Older Adults with Kidney Disease

Kidney problems are very common in older adults and can significantly diminish the quality of life in one’s later years or even be fatal. While most patients can work with their primary care physicians to manage the symptoms and complications of decreased kidney function, for some patients it is important to consult with a team including both nephrology and geriatric medicine specialists to determine the underlying cause, manage worsening symptoms and complications, and evaluate treatment options. Those include patients with new onset of abnormalities in the urine and loss of kidney function (more rapid than expected), systemic diseases that can affect the kidneys, and patients with advanced loss of kidney function approaching kidney failure.

Michigan Medicine’s Geriatric Kidney Disease Clinic was established to help older patients and their caregivers navigate the challenges of acute and chronic kidney conditions. 

Signs and Symptoms

A number of signs point to problems with kidney function, notably:

  • Proteinuria – an elevated level of protein in the urine
  • Hematuria – blood in the urine, most often only detected by a specific urine test
  • Increased serum creatinine in the blood
  • Electrolyte imbalances
  • Hypertension (high blood pressure) that is difficult to control with medication

When these symptoms are seen in older patients, physicians may suspect either inflammation of the kidneys – a condition called glomerulonephritis, or damage to the filter unit leading to spilling large amounts of protein in the urine, which is referred to as nephrotic syndrome. Older patients with these conditions may benefit from the more specialized geriatric care our clinic offers.

Diagnosis and Treatment

While there are established methods to diagnose and treat kidney diseases, some level of risk comes with each alternative. For older patients, those risks may outweigh the benefits of standard of care or alternative treatments may be equally effective with less risks. Our team of nephrologists, geriatricians, and social workers is skilled at helping patients and their loved ones weigh their options and determine their best course of action by addressing questions like these:

Should you undergo a kidney biopsy?

A kidney biopsy is the most reliable tool to accurately diagnose the specific cause of your kidney problem. It cannot only distinguish the different types of glomerulonephritis and nephrotic syndrome, but also determine the chances of recovery of kidney function (how much inflammation and scaring is in the kidney?). Therefore, it can be very helpful to guide treatment decisions. But the decision to undergo a kidney biopsy is not an easy one, in particular for an older patient. Like any surgical procedure, there are risks involved, and those risks are greater in patients in poor health, those with other chronic conditions like diabetes, heart disease or hypertension, and those who take multiple medications.

Helping patients and their families make a decision that is right for them is one of our team’s most important goals.
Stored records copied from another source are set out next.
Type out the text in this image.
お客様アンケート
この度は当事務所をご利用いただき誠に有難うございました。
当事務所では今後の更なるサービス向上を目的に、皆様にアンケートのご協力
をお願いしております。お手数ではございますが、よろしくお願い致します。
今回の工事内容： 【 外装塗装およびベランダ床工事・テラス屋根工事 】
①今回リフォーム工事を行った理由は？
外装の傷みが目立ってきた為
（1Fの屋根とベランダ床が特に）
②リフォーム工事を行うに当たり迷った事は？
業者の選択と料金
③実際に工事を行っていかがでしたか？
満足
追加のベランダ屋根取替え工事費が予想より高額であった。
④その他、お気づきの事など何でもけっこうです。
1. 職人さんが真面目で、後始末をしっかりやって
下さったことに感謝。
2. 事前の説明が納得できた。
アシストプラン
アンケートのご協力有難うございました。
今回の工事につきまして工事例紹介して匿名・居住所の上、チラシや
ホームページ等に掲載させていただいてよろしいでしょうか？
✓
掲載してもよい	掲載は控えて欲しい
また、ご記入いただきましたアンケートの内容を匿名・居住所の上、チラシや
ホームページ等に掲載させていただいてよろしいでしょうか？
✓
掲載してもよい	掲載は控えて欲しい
Regardless of your choice, we will continue to work with you to manage your condition as effectively as possible.

Once diagnosed, are you a good candidate for standard therapy? 

Medications commonly used to treat kidney disease, which include immunosuppressive medications for glomerulonephritis and nephrotic syndrome, blood pressure lowering medications and diuretics, have side effects and pose additional risk for older patients. Alternative treatment options may have fewer side effects, but also may not be as effective. The geriatric specialists in our clinic, including physicians, social workers and nutritionists, are skilled in both counseling patients on treatment options and providing personalized medication and nutrition management. We make every attempt to coordinate all of these services during the same clinic appointment.

Should you consider dialysis? What about a kidney transplant?

Some of the patients seen in our clinic are at or near kidney failure (end stage renal disease or ESRD) for which the standard treatments are dialysis or kidney transplantation. Our team is here for patients contemplating dialysis, and helping them prepare transition to the care of a nephrologist at a local dialysis center if they choose that step. We are equally supportive of patients who elect not to pursue dialysis and will do all we can to help them manage the complications associated with ESRD. This may include involving physicians and nurses specialized in palliative and hospice care.

While kidney transplants are now more commonly performed in older patients, this option is not right for everyone. An individual’s health status, co-existing medical conditions, and expectations for function and daily living are all factors to consider and discuss.

No matter which option a patient chooses, our team continues to provide whatever support is needed, either through individualized management of the complications of kidney failure or the preparation to transition to dialysis, transplantation, or palliative care.

About the Clinic

  • The Geriatric Kidney Disease Clinic is held on Friday afternoons at the East Ann Arbor Health and Geriatrics Center.
  • The clinic is open to adults aged 65 years or older with kidney problems.
  • Our team includes nephrologists and social workers who work side-by-side with geriatric specialists. This team approach allows us to tailor the care we provide to older patients with decreased kidney function.